Numéro d'inscription au répertoire général : N° RG 21/11390 - N° Portalis 35L7-V-B7F-CD4MM

Décision déférée à la Cour : jugement du 13 avril 2021 - tribunal judiciaire de BOBIGNY RG n° 18/11893

APPELANTS

Madame [K] [Z] veuve [B]

[Adresse 5]

[Localité 8]

Née le [Date naissance 4] 1935 à [Localité 18]

Représentée par Me Belgin PELIT-JUMEL de la SELEURL BELGIN PELIT-JUMEL AVOCAT, avocat au barreau de PARIS, toque : D1119

Assistée par Me Laure MUSITELLI, avocat au barreau de MEAUX

Monsieur [P] [B]

[Adresse 14]

[Localité 9]

Né le [Date naissance 1] 1952 à [Localité 17]

Représenté par Me Belgin PELIT-JUMEL de la SELEURL BELGIN PELIT-JUMEL AVOCAT, avocat au barreau de PARIS, toque : D1119

Assisté par Me Laure MUSITELLI, avocat au barreau de MEAUX

INTIMEES

SYNDICAT DES COPROPRIÉTAIRES du [Adresse 2] représenté par son syndic la SAS MEMMO IMMOBILIER

[Adresse 6]

[Localité 12]

Représenté par Me Frédérique ETEVENARD, avocat au barreau de PARIS, toque : K0065

Assité par Me Sarah ABITBOL, avocat au barreau de CRETEIL.

S.A.S. INTER MUTUELLES ENTREPRISES

[Adresse 7]

[Localité 8]

Représentée par Me Jean-Eric CALLON de la SELEURL CALLON Avocat & Conseil, avocat au barreau de PARIS, toque : R273

S.A.R.L. GSTE

[Adresse 10]

[Localité 13]

Représentée par Me Pierre-Philippe FRANC de la SELEURL SELARLU CABINET FRANC, avocat au barreau de PARIS, toque : D0189

CPAM DE SEINE SAINT DENIS

[Adresse 3]

[Localité 11]

Représentée par Me Maher NEMER de la SELARL BOSSU & ASSOCIES, avocat au barreau de PARIS, toque : R295

COMPOSITION DE LA COUR :

En application des dispositions des articles 805 et 907 du code de procédure civile, l'affaire a été débattue le 02 mars 2023, en audience publique, les avocats ne s'y étant pas opposé, devant Mme Nina TOUATI, présidente de chambre, chargée du rapport et devant Mme Dorothée DIBIE, conseillère.

Ces magistrats ont rendu compte des plaidoiries dans le délibéré de la Cour, composée de :

Mme Françoise GILLY-ESCOFFIER, présidente de chambre

Mme Nina TOUATI, présidente de chambre

Mme Dorothée DIBIE, conseillère

Greffier lors des débats : Mme Emeline DEVIN

ARRÊT :

- contradictoire

- par mise à disposition de l'arrêt au greffe de la Cour, les parties en ayant été préalablement avisées dans les conditions prévues au deuxième alinéa de l'article 450 du code de procédure civile.

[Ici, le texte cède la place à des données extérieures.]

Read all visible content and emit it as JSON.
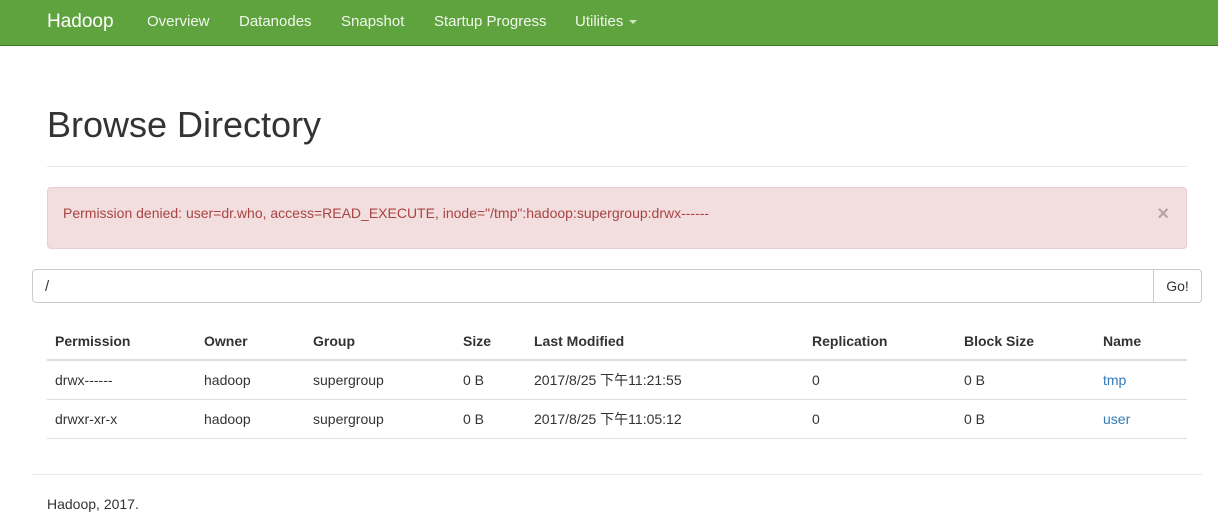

- signé par Nina TOUATI, présidente de chambre pour la présidente empêchée et par Emeline DEVIN, greffière, présente lors de la mise à disposition à laquelle la minute a été remise par le magistrat signataire.

FAITS ET PROCÉDURE

Le 25 février 2016, Mme [K] [Z] veuve [B], alors âgée de 81 ans, demeurant au 3ème étage d'un immeuble en copropriété situé au [Adresse 2] à [Localité 12] (93), s'est blessée en chutant dans les escaliers des parties communes.

Par ordonnance du 18 octobre 2017, le juge des référés du tribunal de grande instance de Bobigny a désigné le Docteur [O] [U] en qualité d'expert médical, lequel a déposé son rapport le 5 juin 2018.

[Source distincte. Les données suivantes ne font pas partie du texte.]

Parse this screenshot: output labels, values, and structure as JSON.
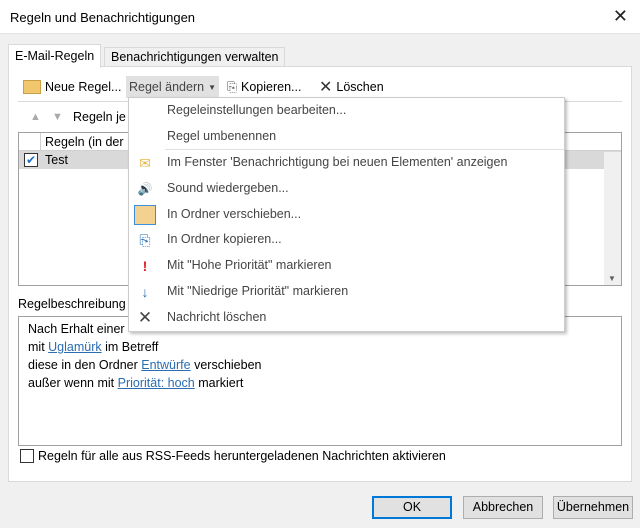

Par acte d'huissier du 12 octobre 2018, Mme [K] [Z] veuve [B] et ses enfants, M. [P] [B] et Mme [F] [B] épouse [G] (les consorts [B]) ont fait assigner devant le tribunal de grande instance de Bobigny, le syndicat des copropriétaires de l'immeuble du [Adresse 2] à [Localité 12] (le syndicat des copropriétaires), la société Inter mutuelles entreprises, assureur de la copropriété, la société Gestion syndic transactions (la société GSTE), syndic de l'immeuble à la date de l'accident, en responsabilité et indemnisation de ses préjudices, en présence de la caisse primaire d'assurance maladie de [Localité 8]-[Localité 16]-[Localité 15]-Seine Maritime (la CPAM de [Localité 8]-[Localité 16]-[Localité 15]-Seine Maritime).

Par jugement du 13 avril 2021, le tribunal judiciaire de Bobigny a :

- débouté les consorts [B] de l'intégralité de leurs demandes,

- condamné in solidum les consorts [B] aux dépens de l'instance,

- condamné in solidum les consorts [B] à payer au syndicat représenté par la société Jouffroy, à la société GSTE et à la société inter mutuelles une somme de 8 000 euros, à chacun, au titre des frais irrépétibles,

- débouté la CPAM de [Localité 8]-[Localité 16]-[Localité 15]-Seine Maritime de toutes ses demandes,

- dit n'y avoir lieu à exécution provisoire.

Par déclaration du 18 juin 2021, Mme [K] [Z] veuve [B] et M. [P] [B] ont interjeté appel de ce jugement en critiquant chacune de ses dispositions, étant observé que Mme [F] [B] épouse [G] n'est ni appelante ni intimée.

Par acte d'huissier en date du 19 octobre 2021, ils ont assigné la caisse primaire d'assurance maladie de Seine-Saint-Denis (la CPAM de Seine-Saint-Denis) à laquelle Mme [K] [Z] veuve [B] était affiliée à la date de l'accident.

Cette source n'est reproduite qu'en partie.